Laquan Madison woke up Sunday night to use the bathroom.
Within moments, Madison, his wife, Jennifer, and their five children needed to race out of their home — the victims of a fire and, police say, a hate crime against the black family.
Investigators arrived at their home at 29 Cold Spring Ave. about 11:40 p.m. to find a swastika and racial epithet spray-painted on the burning home in a quiet section of town, Schodack police Chief Joseph Belardo said Monday.
“It’s not going to force me to move,” a composed Madison, 31, told reporters late Monday afternoon when he stopped by the home.
“This is our home. This is where we live,” his wife said.
Madison’s wife said she once experienced a similar hate crime when she lived in Nassau County; someone painted the “N” word on her door.
“We’re OK. This is just something I accept. This is the world that we’re living in,” she said, standing outside the home.
Madison said he was pleased his wife and children — one of whom is a newborn, the oldest 9 — escaped safely.
“People are going to be who they are. My hope is they understand life is not a joke,” he said. “You can’t toy with people.”
He said he was not being forgiving.
“It is what it is,” he said. “They did what they did.”
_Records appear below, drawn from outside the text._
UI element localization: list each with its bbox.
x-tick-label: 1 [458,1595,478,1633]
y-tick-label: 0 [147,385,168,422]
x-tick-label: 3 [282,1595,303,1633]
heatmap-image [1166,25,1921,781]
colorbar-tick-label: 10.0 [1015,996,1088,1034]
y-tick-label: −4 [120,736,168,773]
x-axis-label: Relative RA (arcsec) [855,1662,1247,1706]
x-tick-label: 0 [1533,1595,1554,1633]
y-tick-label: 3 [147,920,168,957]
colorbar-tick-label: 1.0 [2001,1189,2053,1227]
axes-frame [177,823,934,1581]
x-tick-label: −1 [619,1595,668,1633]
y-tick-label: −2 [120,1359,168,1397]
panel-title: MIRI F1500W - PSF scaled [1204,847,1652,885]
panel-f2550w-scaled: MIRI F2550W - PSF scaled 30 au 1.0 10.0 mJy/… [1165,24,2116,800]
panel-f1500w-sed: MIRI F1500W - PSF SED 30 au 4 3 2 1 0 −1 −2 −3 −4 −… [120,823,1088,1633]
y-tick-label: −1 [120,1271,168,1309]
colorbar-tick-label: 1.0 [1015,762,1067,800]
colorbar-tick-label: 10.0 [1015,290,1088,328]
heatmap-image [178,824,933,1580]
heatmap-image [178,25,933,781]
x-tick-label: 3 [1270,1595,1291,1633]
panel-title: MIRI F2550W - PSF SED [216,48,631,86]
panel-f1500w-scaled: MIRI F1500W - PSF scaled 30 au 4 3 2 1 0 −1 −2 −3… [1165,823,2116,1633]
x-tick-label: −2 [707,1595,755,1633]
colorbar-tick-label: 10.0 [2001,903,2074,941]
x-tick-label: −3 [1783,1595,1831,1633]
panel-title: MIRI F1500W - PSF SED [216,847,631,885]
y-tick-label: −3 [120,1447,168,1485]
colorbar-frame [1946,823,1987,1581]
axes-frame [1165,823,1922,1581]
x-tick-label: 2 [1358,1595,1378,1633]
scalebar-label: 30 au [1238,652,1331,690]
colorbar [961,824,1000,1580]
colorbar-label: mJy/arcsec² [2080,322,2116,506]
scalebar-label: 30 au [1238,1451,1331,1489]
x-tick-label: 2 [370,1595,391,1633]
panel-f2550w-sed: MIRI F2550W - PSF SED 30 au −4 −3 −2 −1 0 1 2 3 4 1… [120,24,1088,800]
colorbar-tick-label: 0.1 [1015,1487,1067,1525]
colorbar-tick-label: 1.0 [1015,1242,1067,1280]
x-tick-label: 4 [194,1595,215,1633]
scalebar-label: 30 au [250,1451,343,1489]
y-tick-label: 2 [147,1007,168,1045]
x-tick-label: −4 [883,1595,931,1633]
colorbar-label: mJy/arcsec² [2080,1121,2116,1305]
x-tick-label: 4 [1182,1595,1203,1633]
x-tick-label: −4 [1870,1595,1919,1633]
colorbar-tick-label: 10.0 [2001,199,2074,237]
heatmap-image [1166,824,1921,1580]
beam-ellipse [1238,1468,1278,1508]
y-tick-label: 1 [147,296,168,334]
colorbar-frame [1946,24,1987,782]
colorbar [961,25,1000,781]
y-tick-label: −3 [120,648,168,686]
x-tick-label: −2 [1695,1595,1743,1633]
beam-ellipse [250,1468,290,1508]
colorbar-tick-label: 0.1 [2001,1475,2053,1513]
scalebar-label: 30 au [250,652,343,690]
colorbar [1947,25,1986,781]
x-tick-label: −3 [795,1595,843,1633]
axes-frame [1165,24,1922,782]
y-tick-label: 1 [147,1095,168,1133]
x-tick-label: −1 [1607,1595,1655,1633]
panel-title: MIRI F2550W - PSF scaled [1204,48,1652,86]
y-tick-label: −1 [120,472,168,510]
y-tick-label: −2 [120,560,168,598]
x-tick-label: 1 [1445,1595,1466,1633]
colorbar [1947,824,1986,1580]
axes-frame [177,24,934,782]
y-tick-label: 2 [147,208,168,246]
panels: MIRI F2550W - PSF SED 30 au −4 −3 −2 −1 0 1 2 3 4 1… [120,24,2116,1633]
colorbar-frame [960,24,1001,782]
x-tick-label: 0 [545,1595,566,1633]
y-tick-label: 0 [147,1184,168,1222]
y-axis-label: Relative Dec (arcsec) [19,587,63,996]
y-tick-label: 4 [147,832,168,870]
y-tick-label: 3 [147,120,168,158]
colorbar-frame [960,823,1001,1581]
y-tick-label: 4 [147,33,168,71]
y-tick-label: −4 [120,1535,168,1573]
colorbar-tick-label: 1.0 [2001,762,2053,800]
Charred remains of the garage lay in rubble outside the home. The blaze did not affect Madison’s chickens, who were in their cages very close to where flames destroyed the garage, or the goats.
He explained how he discovered there was a fire.
“I just happened to get up and go to the bathroom. I saw an orange glow… I screamed my wife’s name,,” he said. “We all got out.”
The family was physically unharmed but emotionally traumatized, the police chief said.
“How do you feel safe in your home now?” he said.
The incident is being investigated as a hate crime.
“Whoever did this will be facing some very serious charges,” Belardo said.
It took five volunteer fire departments to stop the blaze, which burned the garage to the ground, the police chief said. The exterior of the family’s home, which is not far from the garage, was also damaged.
“It is out of the blue,” Belardo said. The family has lived in the house for three years and has good relationships with their neighbors, he said.
Hate crimes, the chief said, are “not something that happen very often out here.” He could not recall a case in his more than 20 years on the town force.
Neighbors said they were unaware of any racial issues in the area. One home, however, was flying a combination of the American flag and Confederate flag, the latter of which has been removed from state capitols, such as in South Carolina, because it is viewed as a symbol of slavery and racism.
Ann Hoffman, who lives just up the hill from the house, was in tears as she spoke to the Times Union. Her grandson plays with the family’s kids, she said.
“They’re such good people. It breaks my heart,” Hoffman said. “They’re beautiful people. They don’t bother anybody. What’s wrong with people? … It’s sickening, we all have to live.”